There’s not a whole lot for most of us to dissect – LeBron had an off night, it’s something that happens to everyone, even the best basketball player in the world. But for J.R. Smith, he thinks he understands what was up. Smith, who has never lacked an ounce of confidence in his life, thought that his superstar teammate was timid in the loss. Smith articulated this during a media sessions after the Cavs practiced on Monday, and Marla Ridenour of Ohio.com brings word of what he told the press.
“He’s got to be aggressive, get downhill, play like he’s been playing, play confident,” Smith said after practice Monday at Cleveland Clinic Courts. “That’s what I always think, when people of his stature or people like him, you’ve got to play confident the whole night and play aggressive.
“It’s the Eastern Conference finals.

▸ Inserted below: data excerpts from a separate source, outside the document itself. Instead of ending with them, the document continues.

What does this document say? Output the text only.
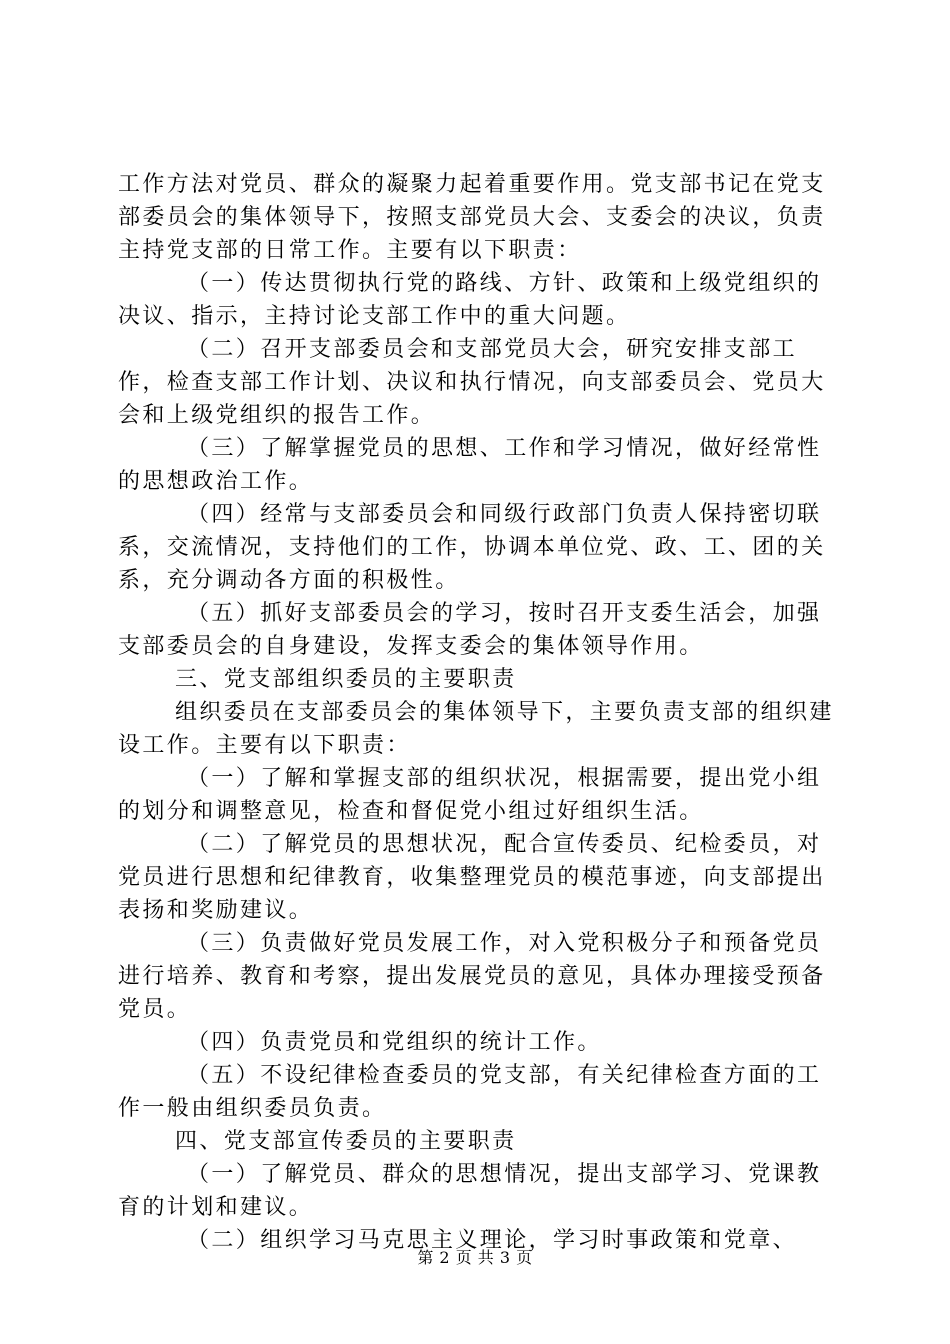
工作方法对党员、群众的凝聚力起着重要作用。党支部书记在党支部委员会的集体领导下，按照支部党员大会、支委会的决议，负责主持党支部的日常工作。主要有以下职责：

（一）传达贯彻执行党的路线、方针、政策和上级党组织的决议、指示，主持讨论支部工作中的重大问题。

（二）召开支部委员会和支部党员大会，研究安排支部工作，检查支部工作计划、决议和执行情况，向支部委员会、党员大会和上级党组织的报告工作。

（三）了解掌握党员的思想、工作和学习情况，做好经常性的思想政治工作。

（四）经常与支部委员会和同级行政部门负责人保持密切联系，交流情况，支持他们的工作，协调本单位党、政、工、团的关系，充分调动各方面的积极性。

（五）抓好支部委员会的学习，按时召开支委生活会，加强支部委员会的自身建设，发挥支委会的集体领导作用。

三、党支部组织委员的主要职责

组织委员在支部委员会的集体领导下，主要负责支部的组织建设工作。主要有以下职责：

（一）了解和掌握支部的组织状况，根据需要，提出党小组的划分和调整意见，检查和督促党小组过好组织生活。

（二）了解党员的思想状况，配合宣传委员、纪检委员，对党员进行思想和纪律教育，收集整理党员的模范事迹，向支部提出表扬和奖励建议。

（三）负责做好党员发展工作，对入党积极分子和预备党员进行培养、教育和考察，提出发展党员的意见，具体办理接受预备党员。

（四）负责党员和党组织的统计工作。

（五）不设纪律检查委员的党支部，有关纪律检查方面的工作一般由组织委员负责。

四、党支部宣传委员的主要职责

（一）了解党员、群众的思想情况，提出支部学习、党课教育的计划和建议。

（二）组织学习马克思主义理论，学习时事政策和党章、

第 2 页 共 3 页
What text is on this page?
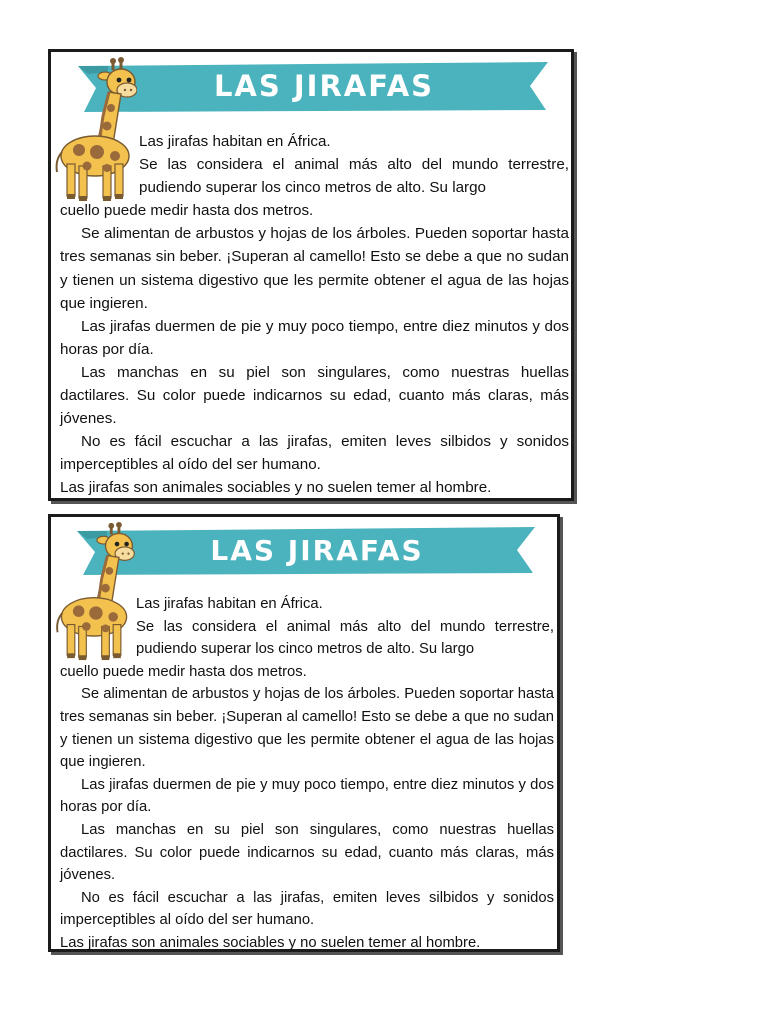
LAS JIRAFAS

Las jirafas habitan en África.

Se las considera el animal más alto del mundo terrestre, pudiendo superar los cinco metros de alto. Su largo

cuello puede medir hasta dos metros.

Se alimentan de arbustos y hojas de los árboles. Pueden soportar hasta tres semanas sin beber. ¡Superan al camello! Esto se debe a que no sudan y tienen un sistema digestivo que les permite obtener el agua de las hojas que ingieren.

Las jirafas duermen de pie y muy poco tiempo, entre diez minutos y dos horas por día.

Las manchas en su piel son singulares, como nuestras huellas dactilares. Su color puede indicarnos su edad, cuanto más claras, más jóvenes.

No es fácil escuchar a las jirafas, emiten leves silbidos y sonidos imperceptibles al oído del ser humano.

Las jirafas son animales sociables y no suelen temer al hombre.

LAS JIRAFAS

Las jirafas habitan en África.

Se las considera el animal más alto del mundo terrestre, pudiendo superar los cinco metros de alto. Su largo

cuello puede medir hasta dos metros.

Se alimentan de arbustos y hojas de los árboles. Pueden soportar hasta tres semanas sin beber. ¡Superan al camello! Esto se debe a que no sudan y tienen un sistema digestivo que les permite obtener el agua de las hojas que ingieren.

Las jirafas duermen de pie y muy poco tiempo, entre diez minutos y dos horas por día.

Las manchas en su piel son singulares, como nuestras huellas dactilares. Su color puede indicarnos su edad, cuanto más claras, más jóvenes.

No es fácil escuchar a las jirafas, emiten leves silbidos y sonidos imperceptibles al oído del ser humano.

Las jirafas son animales sociables y no suelen temer al hombre.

It’s not enough for him. For what he does, what he brings, it’s not enough. He knows that. We know that. Just expect him to be better in Game 4.”
LeBron criticized himself in a similar fashion, telling the media that he “didn’t have it” during the game. This is a debate that basketball fans have – when a superstar isn’t on their game, should they press and try to find their groove or sit back and try to let other guys get theirs? Considering the Cavaliers had a massive lead and its roster is so loaded with talent, it makes sense that LeBron would pick that second one. But we also saw the possible negative consequences of that mindset as the Celtics stormed back and LeBron struggled to get into a rhythm.
Still, it was one bad game for LeBron in a postseason where he has been out of his mind. Odds are he’ll be fine going forward, but if he’s not, at least he’ll have Smith there to give him constructive criticism.